To women, it was a steed upon which they rode into a new world.
Unfortunately, in the United States of today, women are not riding that steed in numbers proportionate to their presence in the population. According to the most recent figures from the Alliance for Biking and Walking, only 24 percent of the bicycle trips in the country are made by women. In countries with better biking infrastructure and education, such as the Netherlands and Germany, women and men ride bikes in roughly equal numbers.
This coming Sunday, May 13, an event called Cyclo Femme aims to up the percentage of women on two wheels around the world, with a focus on the U.S.-based project of the website Girl Bike Love. They’ve got a very cool logo and a mission statement that recalls the past glory days of women on bikes while looking to a more female-friendly bike future:
WHY WE RIDE FOR CycloFemme:
HONOR THE PAST and the emancipation of our grandmothers and great-grandmothers, for the freedom to choose and the chance to wear pants. CELEBRATE THE PRESENT and the riders who keep it rolling, bringing women's racing to the forefront, pushing the limits, breaking down barriers and sharing the love of the bike with everyone along the way. EMPOWER THE FUTURE of women in cycling and the opportunity for positive social change. Teach women to ride and they will change the world.

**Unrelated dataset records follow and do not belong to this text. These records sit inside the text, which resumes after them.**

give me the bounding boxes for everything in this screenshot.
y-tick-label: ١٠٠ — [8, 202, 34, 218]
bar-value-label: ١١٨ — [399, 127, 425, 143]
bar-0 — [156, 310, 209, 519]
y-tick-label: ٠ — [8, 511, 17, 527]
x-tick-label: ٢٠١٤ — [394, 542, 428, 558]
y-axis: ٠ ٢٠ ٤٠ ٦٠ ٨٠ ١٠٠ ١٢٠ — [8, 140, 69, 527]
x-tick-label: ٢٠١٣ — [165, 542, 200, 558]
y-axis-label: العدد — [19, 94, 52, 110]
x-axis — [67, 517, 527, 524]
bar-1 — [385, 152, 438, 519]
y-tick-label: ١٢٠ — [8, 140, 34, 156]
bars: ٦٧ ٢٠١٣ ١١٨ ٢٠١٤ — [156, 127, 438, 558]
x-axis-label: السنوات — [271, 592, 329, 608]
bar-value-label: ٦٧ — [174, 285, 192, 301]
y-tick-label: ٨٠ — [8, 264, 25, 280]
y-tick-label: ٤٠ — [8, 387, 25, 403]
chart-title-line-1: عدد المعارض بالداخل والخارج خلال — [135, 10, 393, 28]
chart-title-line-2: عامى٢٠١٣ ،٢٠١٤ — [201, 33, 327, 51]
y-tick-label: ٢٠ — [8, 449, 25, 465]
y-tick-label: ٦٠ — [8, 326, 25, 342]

Nearly 150 groups around the U.S. have registered to ride, in states from Florida to Washington and pretty much everywhere in between. There are also rides registered in 13 countries around the world, including the Czech Republic, Venezuela, and Afghanistan (!).
Girl Bike Love is far from the only group trying to encourage more women on bikes. For the first time this year, there was a National Women Cycling Forum at the National Bike Summit. Women on Bikes SoCal has a campaign to double the number of women who ride. Researchers are documenting the underrepresentation of women on bicycle and pedestrian advisory committees. And there are countless women blogging about bikes (follow @WomenBikeBlogs to get a sampling).
Here’s what Susan B. Anthony had to say about biking (as quoted on Girl Bike Love’s site):
Let me tell you what I think of bicycling. I think it has done more to emancipate women than anything else in the world. It gives women a feeling of freedom and self-reliance. I stand and rejoice every time I see a woman ride by on a wheel…the picture of free, untrammeled womanhood.